I have been trying to keep up with the discussion, but lack the experience to see the strengths/weaknesses most of you do. Though I understand some of the obvious bits like steps/points per span etc.
@Howardlong I for one would be saddened if you stopped sharing this sort of information. To all that take the time to produce and share such info I must say thanks, it is invaluable to the likes of me. Especially the inevitable discussions that arise, I find them very informative and view such as a learning experience.
+1
Howard your tests and observations are always useful, insightful, and much appreciated. Sometimes readers take input and go off in some new direction of interest - it’s kind of like impedance matching for humans in forums.
Everyone here in their own way is doing their best to learn and/or contribute, and your learnings/findings, observations/contributions are consistently excellent - so no worries, at all.

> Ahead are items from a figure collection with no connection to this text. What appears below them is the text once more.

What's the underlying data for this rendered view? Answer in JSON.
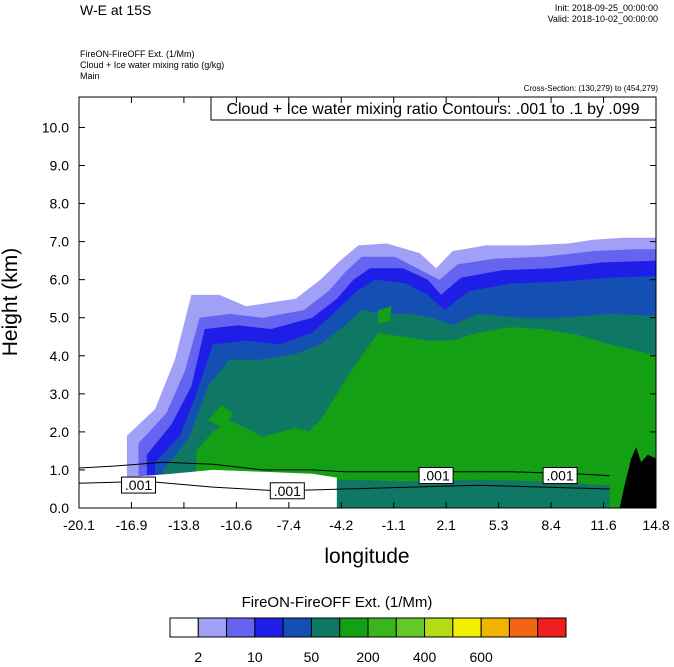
{
  "header": {
    "title": "W-E at 15S",
    "init": "Init: 2018-09-25_00:00:00",
    "valid": "Valid: 2018-10-02_00:00:00",
    "field_line1": "FireON-FireOFF Ext.   (1/Mm)",
    "field_line2": "Cloud + Ice water mixing ratio   (g/kg)",
    "field_line3": "Main",
    "cross_section": "Cross-Section: (130,279) to (454,279)"
  },
  "contour_box": "Cloud + Ice water mixing ratio Contours: .001 to .1 by .099",
  "contour_labels": [
    ".001",
    ".001",
    ".001",
    ".001"
  ],
  "chart_data": {
    "type": "heatmap",
    "xlabel": "longitude",
    "ylabel": "Height (km)",
    "x_ticks": [
      "-20.1",
      "-16.9",
      "-13.8",
      "-10.6",
      "-7.4",
      "-4.2",
      "-1.1",
      "2.1",
      "5.3",
      "8.4",
      "11.6",
      "14.8"
    ],
    "y_ticks": [
      "0.0",
      "1.0",
      "2.0",
      "3.0",
      "4.0",
      "5.0",
      "6.0",
      "7.0",
      "8.0",
      "9.0",
      "10.0"
    ],
    "xlim": [
      -20.1,
      14.8
    ],
    "ylim": [
      0,
      10.8
    ],
    "colorbar": {
      "title": "FireON-FireOFF Ext.  (1/Mm)",
      "colors": [
        "#ffffff",
        "#a0a0f6",
        "#6464f0",
        "#1e1ee8",
        "#1450b4",
        "#0f7864",
        "#14a014",
        "#3cb41e",
        "#64c828",
        "#b4dc14",
        "#f0f000",
        "#f0b400",
        "#f06414",
        "#f01e1e"
      ],
      "labels": [
        "2",
        "10",
        "50",
        "200",
        "400",
        "600"
      ],
      "label_boundaries": [
        1,
        3,
        5,
        7,
        9,
        11
      ]
    },
    "bands": [
      {
        "level": 1,
        "top": [
          [
            -17.2,
            1.9
          ],
          [
            -15.5,
            2.6
          ],
          [
            -14.3,
            3.9
          ],
          [
            -13.3,
            5.6
          ],
          [
            -11.6,
            5.6
          ],
          [
            -10.0,
            5.3
          ],
          [
            -8.5,
            5.4
          ],
          [
            -7.0,
            5.5
          ],
          [
            -5.5,
            6.0
          ],
          [
            -4.3,
            6.5
          ],
          [
            -3.2,
            6.9
          ],
          [
            -1.5,
            6.95
          ],
          [
            0.5,
            6.7
          ],
          [
            1.5,
            6.3
          ],
          [
            2.5,
            6.75
          ],
          [
            4.5,
            6.9
          ],
          [
            7.0,
            6.9
          ],
          [
            9.5,
            6.95
          ],
          [
            11.0,
            7.05
          ],
          [
            12.8,
            7.1
          ],
          [
            14.8,
            7.1
          ]
        ]
      },
      {
        "level": 2,
        "top": [
          [
            -16.5,
            1.7
          ],
          [
            -14.8,
            2.5
          ],
          [
            -13.7,
            3.6
          ],
          [
            -12.8,
            5.0
          ],
          [
            -11.0,
            5.1
          ],
          [
            -9.0,
            5.0
          ],
          [
            -6.5,
            5.2
          ],
          [
            -5.0,
            5.7
          ],
          [
            -4.0,
            6.2
          ],
          [
            -3.0,
            6.6
          ],
          [
            -1.0,
            6.6
          ],
          [
            0.8,
            6.2
          ],
          [
            1.7,
            6.0
          ],
          [
            2.8,
            6.4
          ],
          [
            5.0,
            6.55
          ],
          [
            8.0,
            6.6
          ],
          [
            11.0,
            6.75
          ],
          [
            13.5,
            6.8
          ],
          [
            14.8,
            6.8
          ]
        ]
      },
      {
        "level": 3,
        "top": [
          [
            -16.0,
            1.4
          ],
          [
            -14.5,
            2.2
          ],
          [
            -13.3,
            3.2
          ],
          [
            -12.5,
            4.7
          ],
          [
            -10.5,
            4.8
          ],
          [
            -8.5,
            4.7
          ],
          [
            -6.0,
            5.0
          ],
          [
            -4.5,
            5.5
          ],
          [
            -3.5,
            6.0
          ],
          [
            -2.5,
            6.3
          ],
          [
            -0.5,
            6.3
          ],
          [
            1.0,
            6.0
          ],
          [
            1.8,
            5.6
          ],
          [
            3.0,
            6.05
          ],
          [
            5.5,
            6.25
          ],
          [
            8.5,
            6.3
          ],
          [
            11.5,
            6.45
          ],
          [
            14.8,
            6.5
          ]
        ]
      },
      {
        "level": 4,
        "top": [
          [
            -15.5,
            1.2
          ],
          [
            -14.0,
            1.9
          ],
          [
            -13.0,
            3.0
          ],
          [
            -12.0,
            4.3
          ],
          [
            -10.0,
            4.4
          ],
          [
            -8.0,
            4.3
          ],
          [
            -6.0,
            4.6
          ],
          [
            -4.5,
            5.2
          ],
          [
            -3.3,
            5.7
          ],
          [
            -2.2,
            6.0
          ],
          [
            -0.3,
            5.9
          ],
          [
            1.0,
            5.6
          ],
          [
            2.0,
            5.2
          ],
          [
            3.5,
            5.7
          ],
          [
            6.0,
            5.9
          ],
          [
            9.0,
            5.95
          ],
          [
            12.0,
            6.05
          ],
          [
            14.8,
            6.1
          ]
        ]
      },
      {
        "level": 5,
        "top": [
          [
            -15.0,
            1.0
          ],
          [
            -13.5,
            1.8
          ],
          [
            -12.3,
            3.2
          ],
          [
            -11.0,
            3.9
          ],
          [
            -9.0,
            3.9
          ],
          [
            -7.0,
            4.05
          ],
          [
            -5.5,
            4.3
          ],
          [
            -4.0,
            4.8
          ],
          [
            -3.0,
            5.2
          ],
          [
            -1.5,
            5.1
          ],
          [
            0.0,
            5.1
          ],
          [
            1.3,
            5.0
          ],
          [
            2.5,
            4.8
          ],
          [
            4.0,
            5.1
          ],
          [
            6.5,
            5.0
          ],
          [
            9.0,
            5.0
          ],
          [
            12.0,
            5.1
          ],
          [
            14.8,
            5.05
          ]
        ]
      },
      {
        "level": 6,
        "top": [
          [
            -13.0,
            1.5
          ],
          [
            -12.0,
            2.0
          ],
          [
            -11.0,
            2.3
          ],
          [
            -9.5,
            2.0
          ],
          [
            -8.5,
            1.7
          ],
          [
            -7.5,
            1.6
          ],
          [
            -6.5,
            1.9
          ],
          [
            -5.5,
            2.3
          ],
          [
            -4.5,
            3.0
          ],
          [
            -3.8,
            3.5
          ],
          [
            -3.0,
            4.0
          ],
          [
            -2.0,
            4.6
          ],
          [
            -0.5,
            4.5
          ],
          [
            1.0,
            4.4
          ],
          [
            2.5,
            4.4
          ],
          [
            4.0,
            4.6
          ],
          [
            6.0,
            4.75
          ],
          [
            8.0,
            4.7
          ],
          [
            10.0,
            4.55
          ],
          [
            12.0,
            4.3
          ],
          [
            14.0,
            4.1
          ],
          [
            14.8,
            4.0
          ]
        ]
      }
    ]
  }
}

This is a very good thread, I think, and I hope everyone keeps going with the various tests, observations, comments, and questions. This thread seems to sit at the intersection of lots of interesting EE concepts including reactance/impedance plus math/measurements plus evolving test equipment - and the journey from freq to phase through resistance, capacitance, and inductance and FFT and BP to new scopes and SAs to VNAs is a very fun and useful journey. In the end we are learning through measuring and visualizing attributes and their interactions in dimensions with pretty big dynamic ranges while revealing subtleties and complexities that have been historically well beyond the resources and grasp of most of humanity and I think these insights can be very useful/important and and definitely fascinating.
In the process, metaphorically, we are kinda like cats herding ourselves in rabbit holes - and while it can occasionally be frustrating when one or more cats stray in an unanticipated direction overall the herd is learning, teaching, and hopefully having some fun - each in our own way while generally, I think, making the herd ever stronger.